In this solution accelerator, we provide a few examples to show how the lakehouse paradigm can be leveraged to support OMOP CDM.

  1. README: This notebook
  2. RUNME: Automating the end-to-end workflow
  3. 0-config: configuration and setup
  4. 1-data-ingest: To ingest synthetic records in csv format from cloud to delta bronze layer and create a synthea database
  5. 2_omop531_cdm_setup: Definitions of OMOP 5.3.1 common data model for delta (DDL)
  6. 3-omop_vocab_setup: create OMOP vocabulary tables
  7. 4_omop531_etl_synthea: Example ETL for transforming synthea resources into OMOP 5.3.1
  8. 5-analysis/CHF-cohort-building: Example notebook to create a cohort of patients with Chronic Heart Failure and look at emergency room visit trends by gender and age
  9. 5-analysis/drug-analysis: Examples for analysis of drug prescription trends
  10. 5-analysis/sample-omop_queries: Sample SQL queries from OHDSI

Dataset

To simulate health records, we used Synthea to generate ~90K synthetic patients, from across the US. You can also access sample raw csv files in /databricks-datasets/ehr/rwe/csv for 10K patients. By running ../1-data-ingest you create the brozne tables based on the pre-simulated synthetic records.


© 2022 Databricks, Inc. All rights reserved. The source in this notebook is provided subject to the Databricks License [https://databricks.com/db-license-source]. All included or referenced third party libraries are subject to the licenses set forth below.

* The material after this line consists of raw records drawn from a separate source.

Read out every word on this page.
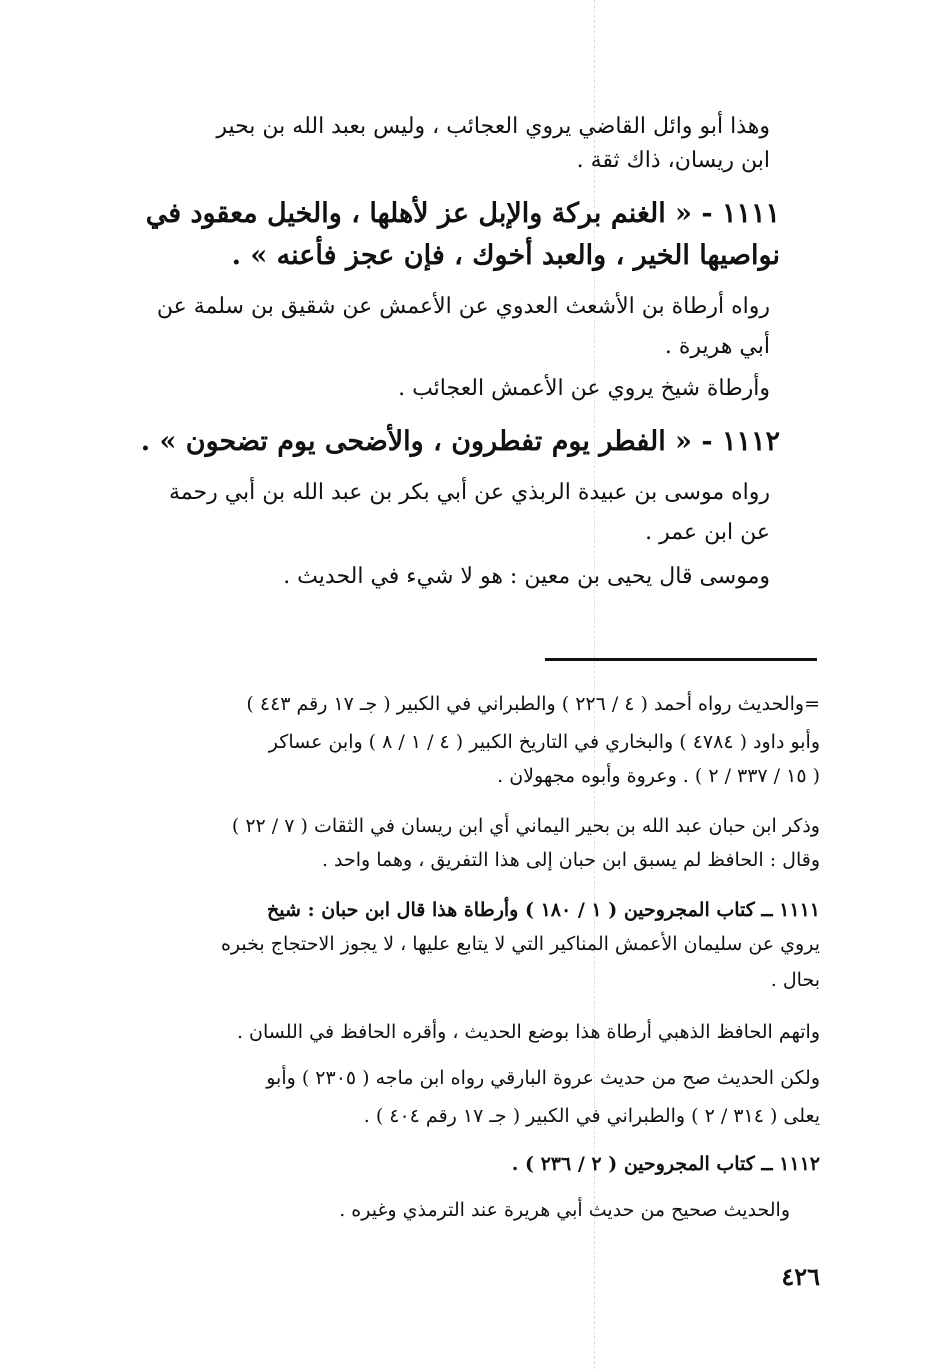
وهذا أبو وائل القاضي يروي العجائب ، وليس بعبد الله بن بحير
ابن ريسان، ذاك ثقة .
١١١١ - « الغنم بركة والإبل عز لأهلها ، والخيل معقود في
نواصيها الخير ، والعبد أخوك ، فإن عجز فأعنه » .
رواه أرطاة بن الأشعث العدوي عن الأعمش عن شقيق بن سلمة عن
أبي هريرة .
وأرطاة شيخ يروي عن الأعمش العجائب .
١١١٢ - « الفطر يوم تفطرون ، والأضحى يوم تضحون » .
رواه موسى بن عبيدة الربذي عن أبي بكر بن عبد الله بن أبي رحمة
عن ابن عمر .
وموسى قال يحيى بن معين : هو لا شيء في الحديث .
=والحديث رواه أحمد ( ٤ / ٢٢٦ ) والطبراني في الكبير ( جـ ١٧ رقم ٤٤٣ )
وأبو داود ( ٤٧٨٤ ) والبخاري في التاريخ الكبير ( ٤ / ١ / ٨ ) وابن عساكر
( ١٥ / ٣٣٧ / ٢ ) . وعروة وأبوه مجهولان .
وذكر ابن حبان عبد الله بن بحير اليماني أي ابن ريسان في الثقات ( ٧ / ٢٢ )
وقال : الحافظ لم يسبق ابن حبان إلى هذا التفريق ، وهما واحد .
١١١١ ــ كتاب المجروحين ( ١ / ١٨٠ ) وأرطاة هذا قال ابن حبان : شيخ
يروي عن سليمان الأعمش المناكير التي لا يتابع عليها ، لا يجوز الاحتجاج بخبره
بحال .
واتهم الحافظ الذهبي أرطاة هذا بوضع الحديث ، وأقره الحافظ في اللسان .
ولكن الحديث صح من حديث عروة البارقي رواه ابن ماجه ( ٢٣٠٥ ) وأبو
يعلى ( ٣١٤ / ٢ ) والطبراني في الكبير ( جـ ١٧ رقم ٤٠٤ ) .
١١١٢ ــ كتاب المجروحين ( ٢ / ٢٣٦ ) .
والحديث صحيح من حديث أبي هريرة عند الترمذي وغيره .
٤٢٦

Library Name Library License Library License URL Library Source URL
Smolder Apache-2.0 License https://github.com/databrickslabs/smolder https://github.com/databrickslabs/smolder/blob/master/LICENSE
Synthea Apache License 2.0 https://github.com/synthetichealth/synthea/blob/master/LICENSE https://github.com/synthetichealth/synthea
OHDSI/CommonDataModel Apache License 2.0 https://github.com/OHDSI/CommonDataModel/blob/master/LICENSE https://github.com/OHDSI/CommonDataModel
OHDSI/ETL-Synthea Apache License 2.0 https://github.com/OHDSI/ETL-Synthea/blob/master/LICENSE https://github.com/OHDSI/ETL-Synthea
OHDSI/OMOP-Queries https://github.com/OHDSI/OMOP-Queries
The Book of OHDSI Creative Commons Zero v1.0 Universal license. https://ohdsi.github.io/TheBookOfOhdsi/index.html#license https://ohdsi.github.io/TheBookOfOhdsi/

To run this accelerator, clone this repo into a Databricks workspace. Attach the RUNME notebook to any cluster running a DBR 11.0 or later runtime, and execute the notebook via Run-All. A multi-step-job describing the accelerator pipeline will be created, and the link will be provided. Execute the multi-step-job to see how the pipeline runs.

The job configuration is written in the RUNME notebook in json format. The cost associated with running the accelerator is the user's responsibility.